A tutto questo si aggiungono complicazioni procedurali. Qualsiasi accordo (unanime) su nuove risorse proprie richiederebbe non solo il via libera di Consiglio e Parlamento, ma anche la ratifica nei Parlamenti dei 27 Stati membri. Di solito, questo può richiedere fino a due anni e mezzo. Il nuovo QFP inizia nel 2028. Fate i conti: il tempo sta scadendo rapidamente.
I TEMPI
E il tempo scorre ancora più velocemente per il fatto che l’accordo sul QFP (e quindi su eventuali nuove risorse proprie) dovrebbe arrivare prima che la Francia entri nella sua frenesia elettorale del 2027. Ogni interlocutore con cui il Mattinale Europeo ha discusso della questione ha menzionato la consapevolezza che i negoziati sul bilancio dell’UE debbano concludersi prima che i francesi eleggano un nuovo presidente e un nuovo Parlamento — con ogni probabilità non saranno particolarmente filo-europei.

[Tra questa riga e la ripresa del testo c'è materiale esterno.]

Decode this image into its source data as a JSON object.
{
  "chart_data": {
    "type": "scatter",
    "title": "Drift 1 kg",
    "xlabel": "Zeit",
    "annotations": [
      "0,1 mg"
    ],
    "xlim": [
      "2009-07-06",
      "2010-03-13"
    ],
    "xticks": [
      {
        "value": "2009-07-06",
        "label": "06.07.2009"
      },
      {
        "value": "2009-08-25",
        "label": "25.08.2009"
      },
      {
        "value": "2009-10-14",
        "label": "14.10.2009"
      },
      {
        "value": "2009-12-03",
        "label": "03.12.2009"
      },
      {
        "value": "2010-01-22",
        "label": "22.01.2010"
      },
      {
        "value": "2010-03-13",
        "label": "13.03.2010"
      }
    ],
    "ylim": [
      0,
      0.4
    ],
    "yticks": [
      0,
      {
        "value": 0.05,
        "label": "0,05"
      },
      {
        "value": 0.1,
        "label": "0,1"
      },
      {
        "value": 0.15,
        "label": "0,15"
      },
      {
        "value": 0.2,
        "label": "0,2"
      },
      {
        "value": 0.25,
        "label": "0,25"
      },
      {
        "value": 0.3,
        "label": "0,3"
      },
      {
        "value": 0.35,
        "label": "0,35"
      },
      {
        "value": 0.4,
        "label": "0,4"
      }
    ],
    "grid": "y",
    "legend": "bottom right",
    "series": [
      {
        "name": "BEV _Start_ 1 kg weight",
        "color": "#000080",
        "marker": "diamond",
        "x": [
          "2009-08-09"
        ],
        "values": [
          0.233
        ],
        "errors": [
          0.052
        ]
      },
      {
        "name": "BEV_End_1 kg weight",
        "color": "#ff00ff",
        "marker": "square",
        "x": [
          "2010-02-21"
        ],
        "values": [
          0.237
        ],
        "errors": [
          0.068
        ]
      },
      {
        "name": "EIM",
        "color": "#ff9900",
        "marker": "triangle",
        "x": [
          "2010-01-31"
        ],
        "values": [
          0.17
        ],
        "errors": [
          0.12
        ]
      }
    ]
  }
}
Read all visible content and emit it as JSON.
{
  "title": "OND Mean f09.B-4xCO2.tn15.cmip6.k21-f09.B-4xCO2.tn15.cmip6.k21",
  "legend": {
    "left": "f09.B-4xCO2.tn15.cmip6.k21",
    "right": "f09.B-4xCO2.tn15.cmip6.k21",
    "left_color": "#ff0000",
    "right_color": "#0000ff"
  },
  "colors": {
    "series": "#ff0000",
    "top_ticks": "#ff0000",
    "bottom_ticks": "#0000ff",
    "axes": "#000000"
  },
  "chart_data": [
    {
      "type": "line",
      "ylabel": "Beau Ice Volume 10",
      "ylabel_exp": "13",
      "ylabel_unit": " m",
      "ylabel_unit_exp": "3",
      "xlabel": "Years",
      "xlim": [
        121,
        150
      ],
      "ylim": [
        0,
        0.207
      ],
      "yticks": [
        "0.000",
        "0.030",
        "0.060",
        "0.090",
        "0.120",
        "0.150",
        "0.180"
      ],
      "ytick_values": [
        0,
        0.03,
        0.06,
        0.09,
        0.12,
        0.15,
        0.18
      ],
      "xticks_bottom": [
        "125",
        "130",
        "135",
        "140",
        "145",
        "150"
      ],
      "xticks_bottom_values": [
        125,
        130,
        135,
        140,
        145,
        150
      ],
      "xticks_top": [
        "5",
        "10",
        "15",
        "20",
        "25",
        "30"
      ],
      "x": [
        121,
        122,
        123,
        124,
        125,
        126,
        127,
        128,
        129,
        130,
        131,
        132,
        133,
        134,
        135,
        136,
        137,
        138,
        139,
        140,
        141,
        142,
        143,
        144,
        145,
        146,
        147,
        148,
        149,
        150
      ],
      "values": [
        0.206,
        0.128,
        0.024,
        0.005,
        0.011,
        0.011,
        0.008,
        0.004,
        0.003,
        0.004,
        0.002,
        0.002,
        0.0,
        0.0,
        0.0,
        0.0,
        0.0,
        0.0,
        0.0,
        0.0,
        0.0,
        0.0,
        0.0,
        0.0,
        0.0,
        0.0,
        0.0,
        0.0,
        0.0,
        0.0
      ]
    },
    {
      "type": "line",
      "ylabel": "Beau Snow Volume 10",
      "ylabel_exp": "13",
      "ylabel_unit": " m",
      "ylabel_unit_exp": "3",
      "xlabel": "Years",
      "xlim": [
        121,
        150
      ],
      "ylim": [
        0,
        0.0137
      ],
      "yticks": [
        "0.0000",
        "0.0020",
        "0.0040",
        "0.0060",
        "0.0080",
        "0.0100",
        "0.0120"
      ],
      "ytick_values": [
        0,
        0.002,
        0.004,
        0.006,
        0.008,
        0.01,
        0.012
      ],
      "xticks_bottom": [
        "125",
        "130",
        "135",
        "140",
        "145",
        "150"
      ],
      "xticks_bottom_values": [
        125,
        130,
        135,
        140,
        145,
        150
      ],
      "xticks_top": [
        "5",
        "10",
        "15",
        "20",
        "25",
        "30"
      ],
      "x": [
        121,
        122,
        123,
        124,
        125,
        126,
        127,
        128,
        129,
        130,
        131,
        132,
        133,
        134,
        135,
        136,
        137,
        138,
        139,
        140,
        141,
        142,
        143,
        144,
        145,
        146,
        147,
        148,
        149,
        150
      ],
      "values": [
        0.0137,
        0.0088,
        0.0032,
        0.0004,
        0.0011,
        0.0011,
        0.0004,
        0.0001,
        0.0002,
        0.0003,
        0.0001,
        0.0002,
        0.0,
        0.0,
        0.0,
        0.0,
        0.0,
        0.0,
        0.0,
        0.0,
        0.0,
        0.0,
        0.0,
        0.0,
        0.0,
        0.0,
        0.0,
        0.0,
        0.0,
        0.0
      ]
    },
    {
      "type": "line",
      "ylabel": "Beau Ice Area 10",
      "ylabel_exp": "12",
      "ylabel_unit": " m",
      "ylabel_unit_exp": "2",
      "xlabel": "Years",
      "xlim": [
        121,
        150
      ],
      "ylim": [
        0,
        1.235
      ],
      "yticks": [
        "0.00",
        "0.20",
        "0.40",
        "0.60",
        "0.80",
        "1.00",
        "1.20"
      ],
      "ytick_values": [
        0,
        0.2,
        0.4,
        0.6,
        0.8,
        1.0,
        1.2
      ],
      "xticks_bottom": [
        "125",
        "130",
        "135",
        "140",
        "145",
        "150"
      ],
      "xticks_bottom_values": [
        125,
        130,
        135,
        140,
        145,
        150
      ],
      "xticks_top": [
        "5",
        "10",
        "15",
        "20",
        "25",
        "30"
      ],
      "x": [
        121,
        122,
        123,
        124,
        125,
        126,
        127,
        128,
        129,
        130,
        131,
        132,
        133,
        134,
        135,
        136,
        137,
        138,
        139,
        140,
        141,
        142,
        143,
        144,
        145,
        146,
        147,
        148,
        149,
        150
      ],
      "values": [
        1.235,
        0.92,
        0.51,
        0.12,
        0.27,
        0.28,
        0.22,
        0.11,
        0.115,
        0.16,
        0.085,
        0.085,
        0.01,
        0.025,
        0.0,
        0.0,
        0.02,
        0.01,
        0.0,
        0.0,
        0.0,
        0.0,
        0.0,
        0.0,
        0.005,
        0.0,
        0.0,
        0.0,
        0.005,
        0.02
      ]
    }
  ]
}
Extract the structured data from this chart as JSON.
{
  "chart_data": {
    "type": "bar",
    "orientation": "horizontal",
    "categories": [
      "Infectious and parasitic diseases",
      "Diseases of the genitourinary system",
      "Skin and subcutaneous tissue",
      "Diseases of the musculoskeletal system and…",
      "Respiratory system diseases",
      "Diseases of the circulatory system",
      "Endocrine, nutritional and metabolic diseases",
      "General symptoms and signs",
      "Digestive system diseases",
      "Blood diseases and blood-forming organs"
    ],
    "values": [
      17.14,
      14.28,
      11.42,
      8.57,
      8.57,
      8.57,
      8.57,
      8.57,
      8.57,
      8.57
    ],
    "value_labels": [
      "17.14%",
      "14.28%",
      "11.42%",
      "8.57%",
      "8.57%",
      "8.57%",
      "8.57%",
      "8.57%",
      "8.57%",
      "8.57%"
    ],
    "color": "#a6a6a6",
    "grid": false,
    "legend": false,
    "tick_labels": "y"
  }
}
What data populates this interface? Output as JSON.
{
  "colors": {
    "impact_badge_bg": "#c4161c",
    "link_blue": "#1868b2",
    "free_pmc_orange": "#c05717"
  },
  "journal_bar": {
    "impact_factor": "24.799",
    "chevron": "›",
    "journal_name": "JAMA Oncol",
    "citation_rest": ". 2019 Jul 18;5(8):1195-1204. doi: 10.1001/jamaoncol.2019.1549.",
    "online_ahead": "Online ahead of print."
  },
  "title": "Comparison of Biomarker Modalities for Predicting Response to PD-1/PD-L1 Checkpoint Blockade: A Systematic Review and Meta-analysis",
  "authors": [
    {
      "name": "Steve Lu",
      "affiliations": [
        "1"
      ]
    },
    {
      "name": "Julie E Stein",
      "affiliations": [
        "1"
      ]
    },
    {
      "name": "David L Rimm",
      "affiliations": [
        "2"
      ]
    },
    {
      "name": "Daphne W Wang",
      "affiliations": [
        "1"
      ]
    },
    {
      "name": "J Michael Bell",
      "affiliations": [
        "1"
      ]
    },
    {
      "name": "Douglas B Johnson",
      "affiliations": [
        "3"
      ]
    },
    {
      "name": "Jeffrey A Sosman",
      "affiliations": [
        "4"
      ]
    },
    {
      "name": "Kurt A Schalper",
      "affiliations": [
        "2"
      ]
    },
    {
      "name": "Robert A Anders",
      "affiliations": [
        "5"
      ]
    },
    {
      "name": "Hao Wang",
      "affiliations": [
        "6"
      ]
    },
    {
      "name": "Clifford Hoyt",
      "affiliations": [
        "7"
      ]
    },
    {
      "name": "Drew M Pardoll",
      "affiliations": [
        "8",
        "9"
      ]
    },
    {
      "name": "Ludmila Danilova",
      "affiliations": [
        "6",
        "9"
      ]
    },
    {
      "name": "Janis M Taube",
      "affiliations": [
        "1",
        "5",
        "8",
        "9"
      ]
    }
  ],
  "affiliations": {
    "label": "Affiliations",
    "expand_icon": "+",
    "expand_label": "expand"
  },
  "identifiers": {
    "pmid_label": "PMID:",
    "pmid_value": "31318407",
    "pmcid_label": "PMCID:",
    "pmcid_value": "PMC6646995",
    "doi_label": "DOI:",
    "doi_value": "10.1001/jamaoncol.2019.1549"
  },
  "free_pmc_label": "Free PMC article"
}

Questo lascia gli Stati membri in una situazione paradossale: si lamentano di dover pagare troppo per l’appartenenza all’UE, ma rifiutano di ridurre questo onere permettendo all’Unione di autofinanziarsi. Non è un buon presagio per qualsiasi tentativo di mettere sotto controllo i giganti digitali della Silicon Valley e della Cina, e creare un flusso stabile di entrate per il bilancio dell’UE attraverso una tassa sui servizi digitali (qualcosa che la presidente della Commissione Ursula von der Leyen esita persino a menzionare, per timore di suscitare l’ira del presidente statunitense Donald Trump).
Ma finché lo slogan “Non un centesimo in più delle nostre tasse per Bruxelles” continuerà a portare dividendi nelle elezioni nazionali, gli Stati membri preferiranno convivere con questo dilemma.